A range of cutting-edge technologies are allowing divers to go deeper into the ocean than ever before, enabling new research into the health of coral reefs and how to help these vital ecosystems cope with climate change.
Climate change has made coral reefs one of the earth's most-threatened ecosystems. Rising ocean temperatures and increasing acidity, due to carbon dioxide dissolving in the water, cause the symbiotic algae that live inside a coral’s tissue - and are its primary food source - to leave. The algae also give corals their color so when they leave, the coral turns white, a devastating event called bleaching. Around half of the Great Barrier Reef's corals were killed by bleaching in 2016 and 2017, for example.
Coral reefs are a vital part of marine life. They also provide flood protection and play an important role in the fishing and tourism industries. In the hope of protecting them from further damage, scientists are keen to learn more.
Of particular interest are mesophotic corals, which grow between 30 and 150 meters below the ocean surface, where temperatures are lower and there is less light penetration. One hypothesis is that this is an area in which corals can find refuge from the effects of climate change. That has been hard to test until now because divers could not easily get further than 60 meters below the surface to inspect these corals. However, thanks to new technologies, they now can.
Since 2010, an expedition group called Under The Pole (UTP) has been exploring the world's oceans and pushing the boundaries of diving. Previous missions have taken them to the Arctic and Greenland. The team is currently on a three-year global expedition, based for now in French Polynesia, where they are exploring the ocean’s Twilight Zone – up to 150 meters below the surface.
The team can reach those depths using rebreathers, which absorb the carbon dioxide a diver exhales, recycle the unused oxygen and add gas to replace the consumed oxygen, allowing them to dive deeper and stay underwater longer. Down there are species of fish that we know little about and the mesophotic coral reef that is of great interest to scientists. But it's also dark, cold and dangerous.
“You have to be an experienced diver to use rebreathers,” says Erwan Marivint of UTP. “You must carefully manage the balance of gases and dive with an alternative breathing source if the rebreather fails. But the rebreathers let us stay underwater from three to six or seven hours. We can reach corals that no human has ever reached and take samples that will help us understand them.”
The team’s researchers want to know why these corals live in such deep water, what survival tricks they use to flourish in the Twilight Zone, and what they can teach us about corals on the surface. Are they moving deeper to escape the effects of global warming? Or are they entirely different from their shallower-water relatives?
“We’ve been looking at zooxanthellate, or light-dependent, corals,” says Laetitia Hedouin, the scientific director of the coral study from the CRIOBE. “One zooxanthellate coral species, Leptoseris hawaiiensis, broke a world depth record at 172m. This raises questions regarding how these corals adapt to live in low-light conditions. The answer may help us to replenish shallow reefs that have been damaged by climate change."
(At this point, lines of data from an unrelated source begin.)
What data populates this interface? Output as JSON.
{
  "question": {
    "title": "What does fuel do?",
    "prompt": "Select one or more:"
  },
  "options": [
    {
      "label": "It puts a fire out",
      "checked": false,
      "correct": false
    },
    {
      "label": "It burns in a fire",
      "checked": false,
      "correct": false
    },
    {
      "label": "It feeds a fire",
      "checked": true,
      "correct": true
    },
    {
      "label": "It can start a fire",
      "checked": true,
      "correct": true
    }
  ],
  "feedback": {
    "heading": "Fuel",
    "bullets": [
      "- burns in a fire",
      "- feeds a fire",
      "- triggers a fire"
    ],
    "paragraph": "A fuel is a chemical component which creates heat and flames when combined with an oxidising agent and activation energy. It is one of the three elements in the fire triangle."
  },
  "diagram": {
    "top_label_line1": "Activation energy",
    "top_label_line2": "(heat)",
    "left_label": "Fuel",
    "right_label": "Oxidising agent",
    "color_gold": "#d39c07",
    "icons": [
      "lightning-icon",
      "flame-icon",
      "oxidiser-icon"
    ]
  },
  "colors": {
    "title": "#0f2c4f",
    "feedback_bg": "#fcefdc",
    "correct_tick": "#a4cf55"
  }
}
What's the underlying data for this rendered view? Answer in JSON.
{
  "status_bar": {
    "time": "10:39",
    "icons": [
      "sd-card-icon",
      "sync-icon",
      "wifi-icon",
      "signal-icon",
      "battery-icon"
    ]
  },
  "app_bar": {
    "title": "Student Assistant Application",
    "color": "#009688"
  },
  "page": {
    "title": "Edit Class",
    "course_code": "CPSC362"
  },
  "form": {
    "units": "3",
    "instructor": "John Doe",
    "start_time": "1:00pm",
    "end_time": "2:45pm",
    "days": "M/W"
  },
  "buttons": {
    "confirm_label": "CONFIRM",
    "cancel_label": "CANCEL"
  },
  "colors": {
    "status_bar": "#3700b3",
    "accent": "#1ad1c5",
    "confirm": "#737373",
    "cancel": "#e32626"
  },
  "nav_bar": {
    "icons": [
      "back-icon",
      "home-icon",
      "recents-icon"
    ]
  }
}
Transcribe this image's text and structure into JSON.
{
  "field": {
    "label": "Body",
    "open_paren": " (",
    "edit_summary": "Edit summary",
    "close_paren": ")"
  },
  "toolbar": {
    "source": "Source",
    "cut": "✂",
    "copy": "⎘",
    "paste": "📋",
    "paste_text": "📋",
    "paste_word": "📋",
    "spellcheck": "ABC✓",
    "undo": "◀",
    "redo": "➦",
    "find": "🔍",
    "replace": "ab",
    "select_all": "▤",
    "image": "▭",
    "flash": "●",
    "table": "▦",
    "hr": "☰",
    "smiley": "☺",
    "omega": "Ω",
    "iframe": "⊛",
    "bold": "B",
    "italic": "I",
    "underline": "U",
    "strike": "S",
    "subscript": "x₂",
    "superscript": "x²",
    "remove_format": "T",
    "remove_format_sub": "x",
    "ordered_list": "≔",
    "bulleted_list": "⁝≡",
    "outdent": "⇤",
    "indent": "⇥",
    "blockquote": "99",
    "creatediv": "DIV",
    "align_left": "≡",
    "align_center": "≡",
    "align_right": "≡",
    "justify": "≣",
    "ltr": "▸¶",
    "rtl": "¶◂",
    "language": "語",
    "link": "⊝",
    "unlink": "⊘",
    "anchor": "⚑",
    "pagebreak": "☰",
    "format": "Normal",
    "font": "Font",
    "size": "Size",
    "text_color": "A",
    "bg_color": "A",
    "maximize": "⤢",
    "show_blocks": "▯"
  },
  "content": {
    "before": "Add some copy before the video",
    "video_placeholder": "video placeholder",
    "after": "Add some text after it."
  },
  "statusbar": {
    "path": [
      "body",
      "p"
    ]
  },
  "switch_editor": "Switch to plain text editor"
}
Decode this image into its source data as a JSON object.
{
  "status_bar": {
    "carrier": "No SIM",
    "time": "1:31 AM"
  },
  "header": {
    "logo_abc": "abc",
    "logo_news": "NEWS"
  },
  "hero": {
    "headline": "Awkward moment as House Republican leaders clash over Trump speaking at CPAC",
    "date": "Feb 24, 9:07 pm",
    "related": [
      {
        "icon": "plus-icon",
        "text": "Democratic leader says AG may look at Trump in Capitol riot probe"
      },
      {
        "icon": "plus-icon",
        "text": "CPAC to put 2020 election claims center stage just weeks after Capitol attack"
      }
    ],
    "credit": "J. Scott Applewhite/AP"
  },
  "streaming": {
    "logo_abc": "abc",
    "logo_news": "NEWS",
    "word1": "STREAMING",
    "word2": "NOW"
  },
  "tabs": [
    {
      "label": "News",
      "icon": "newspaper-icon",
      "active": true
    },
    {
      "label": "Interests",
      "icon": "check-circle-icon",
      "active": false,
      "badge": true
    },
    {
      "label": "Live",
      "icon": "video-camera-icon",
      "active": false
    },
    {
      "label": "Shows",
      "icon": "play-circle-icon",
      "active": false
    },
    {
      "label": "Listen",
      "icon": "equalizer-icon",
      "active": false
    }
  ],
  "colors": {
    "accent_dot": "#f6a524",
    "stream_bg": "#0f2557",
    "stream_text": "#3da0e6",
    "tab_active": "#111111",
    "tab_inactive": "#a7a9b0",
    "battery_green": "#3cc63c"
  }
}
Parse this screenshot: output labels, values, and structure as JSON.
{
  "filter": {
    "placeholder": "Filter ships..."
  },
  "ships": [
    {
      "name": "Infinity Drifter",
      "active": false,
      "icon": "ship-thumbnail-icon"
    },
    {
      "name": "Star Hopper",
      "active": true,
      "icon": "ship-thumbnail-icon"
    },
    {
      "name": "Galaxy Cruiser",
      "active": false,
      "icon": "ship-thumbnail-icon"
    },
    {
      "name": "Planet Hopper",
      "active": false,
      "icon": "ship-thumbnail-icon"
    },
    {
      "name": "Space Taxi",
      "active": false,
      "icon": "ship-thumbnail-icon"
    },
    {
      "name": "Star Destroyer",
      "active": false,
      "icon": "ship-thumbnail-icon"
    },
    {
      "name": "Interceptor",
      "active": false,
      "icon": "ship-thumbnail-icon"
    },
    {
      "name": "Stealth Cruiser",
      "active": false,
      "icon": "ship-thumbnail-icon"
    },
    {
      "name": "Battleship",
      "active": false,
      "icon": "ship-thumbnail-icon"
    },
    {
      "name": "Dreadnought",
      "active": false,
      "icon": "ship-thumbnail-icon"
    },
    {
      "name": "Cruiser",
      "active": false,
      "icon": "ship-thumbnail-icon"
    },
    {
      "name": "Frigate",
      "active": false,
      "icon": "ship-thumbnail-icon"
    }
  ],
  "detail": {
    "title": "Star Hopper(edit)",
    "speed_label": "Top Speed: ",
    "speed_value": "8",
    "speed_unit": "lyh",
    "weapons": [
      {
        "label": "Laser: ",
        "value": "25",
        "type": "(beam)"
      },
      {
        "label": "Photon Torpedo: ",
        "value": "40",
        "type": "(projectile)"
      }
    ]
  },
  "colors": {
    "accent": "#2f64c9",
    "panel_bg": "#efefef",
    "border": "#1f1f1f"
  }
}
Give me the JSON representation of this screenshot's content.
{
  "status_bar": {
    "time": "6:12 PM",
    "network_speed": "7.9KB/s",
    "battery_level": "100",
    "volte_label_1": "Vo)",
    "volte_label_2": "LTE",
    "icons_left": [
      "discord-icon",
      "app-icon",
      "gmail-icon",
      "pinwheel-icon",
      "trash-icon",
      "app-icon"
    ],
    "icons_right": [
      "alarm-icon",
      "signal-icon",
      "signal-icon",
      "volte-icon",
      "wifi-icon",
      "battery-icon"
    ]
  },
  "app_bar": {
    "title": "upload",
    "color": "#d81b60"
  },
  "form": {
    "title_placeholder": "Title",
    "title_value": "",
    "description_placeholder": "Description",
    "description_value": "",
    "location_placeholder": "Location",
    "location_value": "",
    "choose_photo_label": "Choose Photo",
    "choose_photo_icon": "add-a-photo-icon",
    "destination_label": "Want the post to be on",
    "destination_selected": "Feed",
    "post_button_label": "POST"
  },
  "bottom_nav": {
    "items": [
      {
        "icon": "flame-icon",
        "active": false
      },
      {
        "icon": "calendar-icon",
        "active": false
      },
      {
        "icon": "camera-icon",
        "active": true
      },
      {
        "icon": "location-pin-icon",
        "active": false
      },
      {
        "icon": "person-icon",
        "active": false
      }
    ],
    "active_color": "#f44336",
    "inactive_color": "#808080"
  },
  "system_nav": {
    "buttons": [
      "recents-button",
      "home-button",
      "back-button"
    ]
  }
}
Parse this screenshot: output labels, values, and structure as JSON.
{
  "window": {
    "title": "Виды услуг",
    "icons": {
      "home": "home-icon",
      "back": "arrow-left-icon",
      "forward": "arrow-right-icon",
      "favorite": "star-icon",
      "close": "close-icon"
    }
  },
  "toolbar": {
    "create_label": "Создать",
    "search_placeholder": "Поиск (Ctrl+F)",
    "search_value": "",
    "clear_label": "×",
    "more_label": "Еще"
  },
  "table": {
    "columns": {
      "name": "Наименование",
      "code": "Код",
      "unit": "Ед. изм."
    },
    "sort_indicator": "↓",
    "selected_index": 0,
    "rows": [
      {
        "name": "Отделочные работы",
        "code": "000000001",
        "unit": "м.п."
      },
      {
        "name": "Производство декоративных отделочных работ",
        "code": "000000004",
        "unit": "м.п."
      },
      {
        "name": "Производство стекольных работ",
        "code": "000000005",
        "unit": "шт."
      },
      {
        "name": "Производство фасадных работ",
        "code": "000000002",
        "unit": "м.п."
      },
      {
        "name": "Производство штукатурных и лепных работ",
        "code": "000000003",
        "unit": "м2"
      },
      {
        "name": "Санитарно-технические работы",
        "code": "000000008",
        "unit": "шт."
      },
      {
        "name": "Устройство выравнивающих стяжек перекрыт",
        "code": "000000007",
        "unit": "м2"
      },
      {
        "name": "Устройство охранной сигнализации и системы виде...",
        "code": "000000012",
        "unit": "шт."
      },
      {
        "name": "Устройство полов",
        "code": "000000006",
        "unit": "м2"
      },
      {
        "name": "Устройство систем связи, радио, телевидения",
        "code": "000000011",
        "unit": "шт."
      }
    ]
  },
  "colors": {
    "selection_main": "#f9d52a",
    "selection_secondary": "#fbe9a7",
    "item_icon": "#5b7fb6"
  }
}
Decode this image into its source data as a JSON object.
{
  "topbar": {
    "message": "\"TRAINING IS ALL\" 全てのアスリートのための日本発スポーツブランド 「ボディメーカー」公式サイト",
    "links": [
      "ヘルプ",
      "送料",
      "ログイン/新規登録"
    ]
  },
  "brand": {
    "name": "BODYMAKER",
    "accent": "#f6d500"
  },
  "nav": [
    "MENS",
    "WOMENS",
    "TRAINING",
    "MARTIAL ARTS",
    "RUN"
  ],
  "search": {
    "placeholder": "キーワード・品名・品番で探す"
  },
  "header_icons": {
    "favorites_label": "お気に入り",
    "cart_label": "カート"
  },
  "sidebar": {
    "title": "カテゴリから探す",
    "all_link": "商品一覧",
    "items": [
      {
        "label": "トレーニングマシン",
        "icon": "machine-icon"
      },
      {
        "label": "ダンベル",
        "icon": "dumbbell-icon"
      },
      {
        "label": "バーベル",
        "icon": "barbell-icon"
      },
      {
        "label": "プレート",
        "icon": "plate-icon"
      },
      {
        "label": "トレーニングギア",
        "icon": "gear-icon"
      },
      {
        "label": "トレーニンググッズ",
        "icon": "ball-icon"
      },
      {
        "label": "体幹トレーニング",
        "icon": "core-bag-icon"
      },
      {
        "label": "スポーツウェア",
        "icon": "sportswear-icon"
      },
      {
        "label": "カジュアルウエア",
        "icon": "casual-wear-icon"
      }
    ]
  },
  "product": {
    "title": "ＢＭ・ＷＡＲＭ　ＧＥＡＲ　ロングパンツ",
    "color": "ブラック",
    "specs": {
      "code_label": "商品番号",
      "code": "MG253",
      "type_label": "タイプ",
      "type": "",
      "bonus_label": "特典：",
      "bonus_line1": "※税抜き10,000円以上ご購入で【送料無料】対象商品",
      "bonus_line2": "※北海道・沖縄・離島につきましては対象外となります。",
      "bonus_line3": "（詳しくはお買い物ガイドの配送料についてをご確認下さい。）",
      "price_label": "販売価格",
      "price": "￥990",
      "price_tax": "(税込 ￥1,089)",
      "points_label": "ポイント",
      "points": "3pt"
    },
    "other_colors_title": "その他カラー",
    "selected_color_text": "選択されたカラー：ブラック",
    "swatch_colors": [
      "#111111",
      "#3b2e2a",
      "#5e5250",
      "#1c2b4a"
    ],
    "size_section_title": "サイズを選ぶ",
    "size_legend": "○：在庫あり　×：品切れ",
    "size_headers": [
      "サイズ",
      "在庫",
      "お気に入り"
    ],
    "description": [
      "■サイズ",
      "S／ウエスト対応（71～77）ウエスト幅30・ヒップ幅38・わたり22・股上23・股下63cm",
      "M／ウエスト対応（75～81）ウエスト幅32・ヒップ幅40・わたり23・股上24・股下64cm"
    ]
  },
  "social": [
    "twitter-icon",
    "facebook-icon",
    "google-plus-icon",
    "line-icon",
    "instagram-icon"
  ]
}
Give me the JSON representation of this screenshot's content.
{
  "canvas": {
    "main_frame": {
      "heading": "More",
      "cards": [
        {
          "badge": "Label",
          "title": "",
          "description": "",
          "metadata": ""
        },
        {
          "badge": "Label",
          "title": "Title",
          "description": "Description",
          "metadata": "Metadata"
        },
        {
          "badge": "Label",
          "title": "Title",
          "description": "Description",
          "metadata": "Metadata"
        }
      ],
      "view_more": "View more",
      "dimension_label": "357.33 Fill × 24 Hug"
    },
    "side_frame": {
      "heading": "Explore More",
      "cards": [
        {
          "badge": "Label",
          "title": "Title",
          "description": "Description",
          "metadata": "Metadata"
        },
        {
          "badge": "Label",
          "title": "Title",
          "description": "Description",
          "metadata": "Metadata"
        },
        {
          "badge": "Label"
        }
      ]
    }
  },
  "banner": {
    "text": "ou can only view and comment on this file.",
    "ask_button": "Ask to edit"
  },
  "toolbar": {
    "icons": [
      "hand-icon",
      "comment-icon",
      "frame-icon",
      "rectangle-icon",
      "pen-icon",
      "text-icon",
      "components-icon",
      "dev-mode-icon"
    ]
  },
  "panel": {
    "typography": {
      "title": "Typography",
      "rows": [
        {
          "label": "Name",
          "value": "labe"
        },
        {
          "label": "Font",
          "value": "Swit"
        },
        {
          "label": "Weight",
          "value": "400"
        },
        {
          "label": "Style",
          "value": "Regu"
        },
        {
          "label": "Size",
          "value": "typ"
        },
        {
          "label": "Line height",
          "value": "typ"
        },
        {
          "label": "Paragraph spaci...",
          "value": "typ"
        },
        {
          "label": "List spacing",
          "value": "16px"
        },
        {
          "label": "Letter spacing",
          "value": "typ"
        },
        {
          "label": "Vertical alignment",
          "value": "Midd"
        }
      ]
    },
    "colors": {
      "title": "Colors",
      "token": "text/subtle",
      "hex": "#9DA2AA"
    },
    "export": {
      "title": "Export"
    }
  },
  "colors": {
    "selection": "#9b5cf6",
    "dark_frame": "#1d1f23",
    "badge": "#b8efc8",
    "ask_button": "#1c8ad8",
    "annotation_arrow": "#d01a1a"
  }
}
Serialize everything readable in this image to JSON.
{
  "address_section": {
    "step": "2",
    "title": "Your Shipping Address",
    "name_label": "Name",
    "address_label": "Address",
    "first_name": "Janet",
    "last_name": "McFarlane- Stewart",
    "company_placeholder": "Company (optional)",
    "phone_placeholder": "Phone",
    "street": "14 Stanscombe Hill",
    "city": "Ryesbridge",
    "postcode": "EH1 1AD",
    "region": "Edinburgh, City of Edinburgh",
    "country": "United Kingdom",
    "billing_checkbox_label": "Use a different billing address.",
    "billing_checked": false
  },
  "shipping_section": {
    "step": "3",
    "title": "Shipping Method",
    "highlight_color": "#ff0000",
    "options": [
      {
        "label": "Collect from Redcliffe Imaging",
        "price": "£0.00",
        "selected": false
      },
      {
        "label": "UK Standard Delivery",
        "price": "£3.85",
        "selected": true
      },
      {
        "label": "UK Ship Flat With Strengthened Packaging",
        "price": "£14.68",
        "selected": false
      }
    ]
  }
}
The latest stage of UTP's exploration uses a pressurized aluminum capsule that allows a team of three divers to stay underwater for up to 72 hours. This four cubic-meter underwater habitat offers little room to relax and it’s not exactly comfortable: humidity inside is 90 percent.
However, it allows divers to rest and feed without returning to the surface every six hours. They only leave the capsule twice a day to take samples from coral reefs or fish.
None of this would be possible without power, of course. The rebreathers are powered by Saft LS14500 primary lithium cells, while the capsule uses Saft lithium-ion (Li-ion) cells for on-board electronics systems. Even the schooner from which operations are managed, the WHY, relies on eight Xcelion® 6T Li-ion batteries to power the scientific and diving equipment on board.
“The key for batteries for this kind of mission is safety and reliability,” says Olivier Goujon of Saft. “The batteries also need to work perfectly in a wide range of temperatures, whether the team are in a very warm environment like French Polynesia or a very cold one like the Antarctic.”
Marivint says the team has already discovered new species of coral, though further revelations will have to wait until UTP's scientists are ready to publish their findings. “Very little was known about these corals before our work,” he adds. “This is now the most important collection of data on mesophotic corals, anywhere in the world.”
The hope is that this research will help halt the destruction of the world's coral reefs, perhaps even point the way to restoring them to health – and shed light on some of the darkest parts of the ocean.